Is there a pure python implementation of MurmurHash?
Asked Answered
R

5

26

I need (and can't find) a pure python (no c++) implementation of MurmurHash, and I'm too novice to write myself. Speed or memory usage doesn't matter on my project.

I find a attempt here, but it's limited to 31bits hash and I really need a 64bits hash.
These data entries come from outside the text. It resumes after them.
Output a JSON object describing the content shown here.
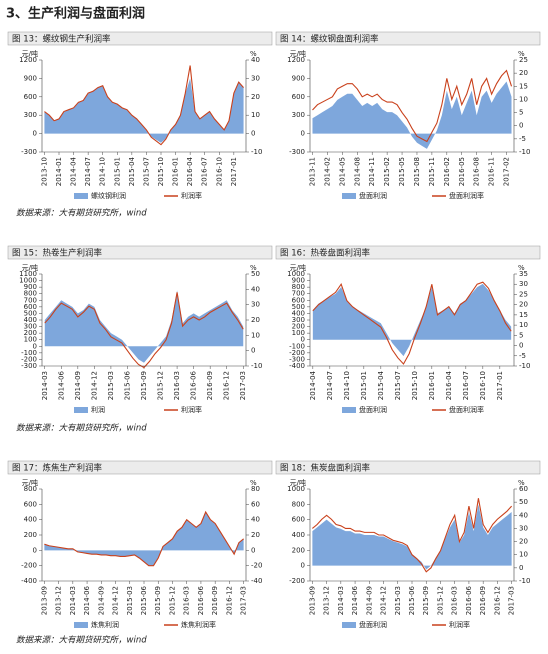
{
  "heading": "3、生产利润与盘面利润",
  "notes": [
    "数据来源：大有期货研究所，wind",
    "数据来源：大有期货研究所，wind",
    "数据来源：大有期货研究所，wind"
  ],
  "chart_data": [
    {
      "type": "combo",
      "title": "图 13：螺纹钢生产利润率",
      "y_label": "元/吨",
      "y2_label": "%",
      "categories": [
        "2013-10",
        null,
        null,
        "2014-01",
        null,
        null,
        "2014-04",
        null,
        null,
        "2014-07",
        null,
        null,
        "2014-10",
        null,
        null,
        "2015-01",
        null,
        null,
        "2015-04",
        null,
        null,
        "2015-07",
        null,
        null,
        "2015-10",
        null,
        null,
        "2016-01",
        null,
        null,
        "2016-04",
        null,
        null,
        "2016-07",
        null,
        null,
        "2016-10",
        null,
        null,
        "2017-01",
        null,
        null
      ],
      "ylim": [
        -300,
        1200
      ],
      "yticks": [
        -300,
        0,
        300,
        600,
        900,
        1200
      ],
      "y2lim": [
        -10,
        40
      ],
      "y2ticks": [
        -10,
        0,
        10,
        20,
        30,
        40
      ],
      "series": [
        {
          "name": "螺纹钢利润",
          "kind": "area",
          "color": "#7ea7dc",
          "values": [
            350,
            300,
            200,
            250,
            350,
            400,
            420,
            500,
            550,
            650,
            700,
            750,
            780,
            600,
            500,
            480,
            420,
            380,
            300,
            250,
            150,
            50,
            -50,
            -100,
            -150,
            -80,
            50,
            150,
            300,
            650,
            900,
            350,
            250,
            300,
            350,
            250,
            150,
            50,
            200,
            650,
            850,
            750
          ]
        },
        {
          "name": "利润率",
          "kind": "line",
          "axis": "y2",
          "color": "#c9411c",
          "values": [
            12,
            10,
            7,
            8,
            12,
            13,
            14,
            17,
            18,
            22,
            23,
            25,
            26,
            20,
            17,
            16,
            14,
            13,
            10,
            8,
            5,
            2,
            -2,
            -4,
            -6,
            -3,
            2,
            5,
            10,
            22,
            37,
            12,
            8,
            10,
            12,
            8,
            5,
            2,
            7,
            22,
            28,
            25
          ]
        }
      ]
    },
    {
      "type": "combo",
      "title": "图 14：螺纹钢盘面利润率",
      "y_label": "元/吨",
      "y2_label": "%",
      "categories": [
        "2013-11",
        null,
        null,
        "2014-02",
        null,
        null,
        "2014-05",
        null,
        null,
        "2014-08",
        null,
        null,
        "2014-11",
        null,
        null,
        "2015-02",
        null,
        null,
        "2015-05",
        null,
        null,
        "2015-08",
        null,
        null,
        "2015-11",
        null,
        null,
        "2016-02",
        null,
        null,
        "2016-05",
        null,
        null,
        "2016-08",
        null,
        null,
        "2016-11",
        null,
        null,
        "2017-02",
        null
      ],
      "ylim": [
        -300,
        1200
      ],
      "yticks": [
        -300,
        0,
        300,
        600,
        900,
        1200
      ],
      "y2lim": [
        -10,
        25
      ],
      "y2ticks": [
        -10,
        -5,
        0,
        5,
        10,
        15,
        20,
        25
      ],
      "series": [
        {
          "name": "盘面利润",
          "kind": "area",
          "color": "#7ea7dc",
          "values": [
            250,
            300,
            350,
            400,
            450,
            550,
            600,
            650,
            650,
            550,
            450,
            500,
            450,
            500,
            400,
            350,
            350,
            300,
            200,
            100,
            -50,
            -150,
            -200,
            -250,
            -100,
            50,
            300,
            700,
            400,
            600,
            300,
            500,
            700,
            300,
            600,
            700,
            500,
            650,
            750,
            850,
            600
          ]
        },
        {
          "name": "盘面利润率",
          "kind": "line",
          "axis": "y2",
          "color": "#c9411c",
          "values": [
            6,
            8,
            9,
            10,
            11,
            14,
            15,
            16,
            16,
            14,
            11,
            12,
            11,
            12,
            10,
            9,
            9,
            8,
            5,
            2.5,
            -1,
            -4,
            -5,
            -6,
            -2.5,
            1,
            8,
            18,
            10,
            15,
            8,
            12,
            18,
            8,
            15,
            18,
            12,
            16,
            19,
            21,
            15
          ]
        }
      ]
    },
    {
      "type": "combo",
      "title": "图 15：热卷生产利润率",
      "y_label": "元/吨",
      "y2_label": "%",
      "categories": [
        "2014-03",
        null,
        null,
        "2014-06",
        null,
        null,
        "2014-09",
        null,
        null,
        "2014-12",
        null,
        null,
        "2015-03",
        null,
        null,
        "2015-06",
        null,
        null,
        "2015-09",
        null,
        null,
        "2015-12",
        null,
        null,
        "2016-03",
        null,
        null,
        "2016-06",
        null,
        null,
        "2016-09",
        null,
        null,
        "2016-12",
        null,
        null,
        "2017-03"
      ],
      "ylim": [
        -300,
        1100
      ],
      "yticks": [
        -300,
        -200,
        -100,
        0,
        100,
        200,
        300,
        400,
        500,
        600,
        700,
        800,
        900,
        1000,
        1100
      ],
      "y2lim": [
        -10,
        50
      ],
      "y2ticks": [
        -10,
        0,
        10,
        20,
        30,
        40,
        50
      ],
      "series": [
        {
          "name": "利润",
          "kind": "area",
          "color": "#7ea7dc",
          "values": [
            400,
            500,
            600,
            700,
            650,
            600,
            500,
            550,
            650,
            600,
            400,
            300,
            200,
            150,
            100,
            0,
            -100,
            -200,
            -250,
            -150,
            -50,
            50,
            150,
            400,
            850,
            350,
            450,
            500,
            450,
            500,
            550,
            600,
            650,
            700,
            550,
            450,
            300
          ]
        },
        {
          "name": "利润率",
          "kind": "line",
          "axis": "y2",
          "color": "#c9411c",
          "values": [
            18,
            22,
            27,
            31,
            29,
            27,
            22,
            25,
            29,
            27,
            18,
            14,
            9,
            7,
            5,
            0,
            -5,
            -9,
            -11,
            -7,
            -2,
            2,
            7,
            18,
            38,
            16,
            20,
            22,
            20,
            22,
            25,
            27,
            29,
            31,
            25,
            20,
            14
          ]
        }
      ]
    },
    {
      "type": "combo",
      "title": "图 16：热卷盘面利润率",
      "y_label": "元/吨",
      "y2_label": "%",
      "categories": [
        "2014-04",
        null,
        null,
        "2014-07",
        null,
        null,
        "2014-10",
        null,
        null,
        "2015-01",
        null,
        null,
        "2015-04",
        null,
        null,
        "2015-07",
        null,
        null,
        "2015-10",
        null,
        null,
        "2016-01",
        null,
        null,
        "2016-04",
        null,
        null,
        "2016-07",
        null,
        null,
        "2016-10",
        null,
        null,
        "2017-01",
        null,
        null
      ],
      "ylim": [
        -400,
        1000
      ],
      "yticks": [
        -400,
        -300,
        -200,
        -100,
        0,
        100,
        200,
        300,
        400,
        500,
        600,
        700,
        800,
        900,
        1000
      ],
      "y2lim": [
        -10,
        35
      ],
      "y2ticks": [
        -10,
        -5,
        0,
        5,
        10,
        15,
        20,
        25,
        30,
        35
      ],
      "series": [
        {
          "name": "盘面利润",
          "kind": "area",
          "color": "#7ea7dc",
          "values": [
            450,
            550,
            600,
            650,
            700,
            800,
            600,
            500,
            450,
            400,
            350,
            300,
            250,
            100,
            -50,
            -150,
            -250,
            -100,
            100,
            300,
            500,
            800,
            400,
            450,
            500,
            400,
            550,
            600,
            700,
            800,
            850,
            750,
            600,
            450,
            300,
            200
          ]
        },
        {
          "name": "盘面利润率",
          "kind": "line",
          "axis": "y2",
          "color": "#c9411c",
          "values": [
            17,
            20,
            22,
            24,
            26,
            30,
            22,
            19,
            17,
            15,
            13,
            11,
            9,
            4,
            -2,
            -6,
            -9,
            -4,
            4,
            11,
            19,
            30,
            15,
            17,
            19,
            15,
            20,
            22,
            26,
            30,
            31,
            28,
            22,
            17,
            11,
            7
          ]
        }
      ]
    },
    {
      "type": "combo",
      "title": "图 17：炼焦生产利润率",
      "y_label": "元/吨",
      "y2_label": "%",
      "categories": [
        "2013-09",
        null,
        null,
        "2013-12",
        null,
        null,
        "2014-03",
        null,
        null,
        "2014-06",
        null,
        null,
        "2014-09",
        null,
        null,
        "2014-12",
        null,
        null,
        "2015-03",
        null,
        null,
        "2015-06",
        null,
        null,
        "2015-09",
        null,
        null,
        "2015-12",
        null,
        null,
        "2016-03",
        null,
        null,
        "2016-06",
        null,
        null,
        "2016-09",
        null,
        null,
        "2016-12",
        null,
        null,
        "2017-03"
      ],
      "ylim": [
        -400,
        800
      ],
      "yticks": [
        -400,
        -200,
        0,
        200,
        400,
        600,
        800
      ],
      "y2lim": [
        -40,
        80
      ],
      "y2ticks": [
        -40,
        -20,
        0,
        20,
        40,
        60,
        80
      ],
      "series": [
        {
          "name": "炼焦利润",
          "kind": "area",
          "color": "#7ea7dc",
          "values": [
            80,
            60,
            50,
            40,
            30,
            20,
            20,
            -20,
            -30,
            -40,
            -50,
            -50,
            -60,
            -60,
            -70,
            -70,
            -80,
            -80,
            -70,
            -60,
            -100,
            -150,
            -200,
            -200,
            -100,
            50,
            100,
            150,
            250,
            300,
            400,
            350,
            300,
            350,
            500,
            400,
            350,
            250,
            150,
            50,
            -50,
            100,
            150
          ]
        },
        {
          "name": "炼焦利润率",
          "kind": "line",
          "axis": "y2",
          "color": "#c9411c",
          "values": [
            8,
            6,
            5,
            4,
            3,
            2,
            2,
            -2,
            -3,
            -4,
            -5,
            -5,
            -6,
            -6,
            -7,
            -7,
            -8,
            -8,
            -7,
            -6,
            -10,
            -15,
            -20,
            -20,
            -10,
            5,
            10,
            15,
            25,
            30,
            40,
            35,
            30,
            35,
            50,
            40,
            35,
            25,
            15,
            5,
            -5,
            10,
            15
          ]
        }
      ]
    },
    {
      "type": "combo",
      "title": "图 18：焦炭盘面利润率",
      "y_label": "元/吨",
      "y2_label": "%",
      "categories": [
        "2013-09",
        null,
        null,
        "2013-12",
        null,
        null,
        "2014-03",
        null,
        null,
        "2014-06",
        null,
        null,
        "2014-09",
        null,
        null,
        "2014-12",
        null,
        null,
        "2015-03",
        null,
        null,
        "2015-06",
        null,
        null,
        "2015-09",
        null,
        null,
        "2015-12",
        null,
        null,
        "2016-03",
        null,
        null,
        "2016-06",
        null,
        null,
        "2016-09",
        null,
        null,
        "2016-12",
        null,
        null,
        "2017-03"
      ],
      "ylim": [
        -200,
        1000
      ],
      "yticks": [
        -200,
        0,
        200,
        400,
        600,
        800,
        1000
      ],
      "y2lim": [
        -10,
        60
      ],
      "y2ticks": [
        -10,
        0,
        10,
        20,
        30,
        40,
        50,
        60
      ],
      "series": [
        {
          "name": "盘面利润",
          "kind": "area",
          "color": "#7ea7dc",
          "values": [
            450,
            500,
            550,
            600,
            550,
            500,
            480,
            450,
            450,
            420,
            420,
            400,
            400,
            400,
            380,
            380,
            350,
            320,
            300,
            280,
            250,
            150,
            100,
            50,
            -50,
            0,
            100,
            200,
            350,
            500,
            600,
            300,
            400,
            700,
            450,
            800,
            500,
            400,
            500,
            550,
            600,
            650,
            700
          ]
        },
        {
          "name": "利润率",
          "kind": "line",
          "axis": "y2",
          "color": "#c9411c",
          "values": [
            30,
            33,
            37,
            40,
            37,
            33,
            32,
            30,
            30,
            28,
            28,
            27,
            27,
            27,
            25,
            25,
            23,
            21,
            20,
            19,
            17,
            10,
            7,
            3,
            -3,
            0,
            7,
            13,
            23,
            33,
            40,
            20,
            27,
            47,
            30,
            53,
            33,
            27,
            33,
            37,
            40,
            43,
            47
          ]
        }
      ]
    }
  ]
}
Note : for those who need a fast implementation, there is a MurmurHash2 library here and a MurmurHash3 library here

Remediosremedy answered 9/11, 2012 at 9:28 Comment(4)
Why do you want a pure Python implementation?Fusil
I need a pure Python implementation because my application needs to run on platforms that can't execute non-python code (like Google App Engine).Remediosremedy
There is also this one, but I think the mmh3 one you found looks better cared for. code.google.com/p/pyfasthashGastritis
C/C++, not pure python... ("It provide several common hash algorithms with C/C++ implementation for performance")Remediosremedy
M
7

Another pure python implementation of MurmurHash3 that is totally compatible and replaceable by the mmh3 wrapper, but still limited to 32-bits Murmur3: https://github.com/wc-duck/pymmh3

Moo answered 27/2, 2015 at 14:27 Comment(0)
N
12

this is untested (sorry!), but here is a version I came up with. Python allows for arbitrarily large integers, so I created a mask for the first 8 bytes (or 64 bits) that I then apply (via bitwise AND) to all arithmetic results that could produce integers larger than 64bits. Maybe somebody else could comment on the general approach and possible issues with endianness, etc.

def bytes_to_long(bytes):
    assert len(bytes) == 8
    return sum((b << (k * 8) for k, b in enumerate(bytes)))


def murmur(data, seed):

    m = 0xc6a4a7935bd1e995
    r = 47

    MASK = 2 ** 64 - 1

    data_as_bytes = bytearray(data)

    h = seed ^ ((m * len(data_as_bytes)) & MASK)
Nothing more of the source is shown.